Saturday, December 31, 2011

Reflections on a Busy Year – Part Three



I am certain as ever there are hordes of tools out there that do all the things I do in a much more time efficient way with a higher communication impact. But here are some reflections on trends I have seen this year.

Google Docs – I’ve been using this a lot for collaboration across and beyond our organisation. Challenge when tools arrived was to get other folk comfortable with this technology and happy to contribute in a crowd sourced way.  I’d predict much more use of tools like this across the public sector and folk become socialised to this way of working.

Twitter – In one way probably an enemy to joined up thinking – most folk who tweet think we hang on every post. I’ve been in a few meetings where folk think because they have broadcast something that everyone has read it and that everyone understood what it was about.   With those caveats Twitter remains a very effective way of following lots of change across range of sectors and sharing useful links

MOOCs – Massive Open On-line Courses There just has not been enough time in my diary to actively engage with one.

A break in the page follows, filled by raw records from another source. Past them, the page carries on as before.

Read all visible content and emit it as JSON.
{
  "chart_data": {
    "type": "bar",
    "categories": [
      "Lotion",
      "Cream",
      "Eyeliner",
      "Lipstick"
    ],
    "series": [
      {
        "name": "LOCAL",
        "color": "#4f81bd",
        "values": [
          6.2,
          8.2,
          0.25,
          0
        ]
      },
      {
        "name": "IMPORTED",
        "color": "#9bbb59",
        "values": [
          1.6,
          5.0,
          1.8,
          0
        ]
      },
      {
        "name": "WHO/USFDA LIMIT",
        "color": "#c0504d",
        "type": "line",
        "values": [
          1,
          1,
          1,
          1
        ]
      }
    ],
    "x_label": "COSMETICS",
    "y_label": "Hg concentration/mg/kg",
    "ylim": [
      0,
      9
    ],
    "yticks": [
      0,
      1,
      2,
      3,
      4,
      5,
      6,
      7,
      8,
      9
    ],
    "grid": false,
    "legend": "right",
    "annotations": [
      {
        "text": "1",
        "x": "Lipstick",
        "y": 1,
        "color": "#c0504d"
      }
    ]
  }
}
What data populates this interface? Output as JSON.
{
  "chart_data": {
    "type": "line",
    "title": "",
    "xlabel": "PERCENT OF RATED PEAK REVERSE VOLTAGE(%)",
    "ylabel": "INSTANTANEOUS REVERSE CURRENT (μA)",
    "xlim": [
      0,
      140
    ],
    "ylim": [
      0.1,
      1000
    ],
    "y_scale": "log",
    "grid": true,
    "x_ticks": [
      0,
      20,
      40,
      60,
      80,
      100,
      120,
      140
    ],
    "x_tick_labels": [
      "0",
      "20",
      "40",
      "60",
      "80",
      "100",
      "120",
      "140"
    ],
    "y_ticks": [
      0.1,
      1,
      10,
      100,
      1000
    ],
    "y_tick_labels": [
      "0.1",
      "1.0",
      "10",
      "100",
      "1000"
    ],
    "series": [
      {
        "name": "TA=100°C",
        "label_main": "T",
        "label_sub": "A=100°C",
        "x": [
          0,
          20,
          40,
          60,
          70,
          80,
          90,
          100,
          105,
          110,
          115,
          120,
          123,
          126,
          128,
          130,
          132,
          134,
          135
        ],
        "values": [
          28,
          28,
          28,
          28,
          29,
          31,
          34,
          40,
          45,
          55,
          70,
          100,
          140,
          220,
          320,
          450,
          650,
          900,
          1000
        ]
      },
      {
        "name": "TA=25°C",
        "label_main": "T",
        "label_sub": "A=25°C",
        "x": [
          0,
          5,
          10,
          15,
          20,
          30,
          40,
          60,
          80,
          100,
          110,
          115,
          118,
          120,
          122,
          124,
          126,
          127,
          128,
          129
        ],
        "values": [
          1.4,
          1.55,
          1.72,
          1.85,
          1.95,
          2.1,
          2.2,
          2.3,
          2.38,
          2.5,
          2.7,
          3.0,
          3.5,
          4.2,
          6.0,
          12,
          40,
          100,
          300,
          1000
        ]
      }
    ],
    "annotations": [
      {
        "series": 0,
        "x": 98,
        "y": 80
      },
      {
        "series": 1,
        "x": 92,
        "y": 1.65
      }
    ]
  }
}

Game changer this year has been Stanford’s Artificial Intelligence Course with  more than 100,000 learners  taking part  and some more courses on offer this year this is really something to watch and take part in if you get the chance. Worth too just doing a Google Search for Stanford Mooc you start seeing huge range of learning resources the learners have created 

Aggregation Tools Paper.li
These just get better and better and are great ways for getting most out of all the sources you follow and for re-broadcasting them selectively. I predict these will be big news next year as folk struggle to stay on top of all the information sources they now have access too.

Pealrtrees  - picked up on this about half way through year – for some topics I think this is better than delicious as a social bookmarking tool . Worth too checking out some of the collections  that are already there.

Simmering in background all this year and I’d expect more growth next year -
Infographics , Digital Storytelling , Growth of on-line schools , more interest in  national one computer per child and digital literacy projects

I have one confession though I’ve used Google Hangouts a couple of times but I still don’t really get Google+  I’ve got an i-pad 2 too and mostly use it as a flat screen TV

Finally a word of praise for Engage for Education.  I ‘ve been more and more impressed this year by the Scottish Government’s ability to use social software effectively .  The only slightly worrying caveat is that many of our stakeholders – teachers - are still looking for that paper copy of any information – I hope we can change this in the coming year.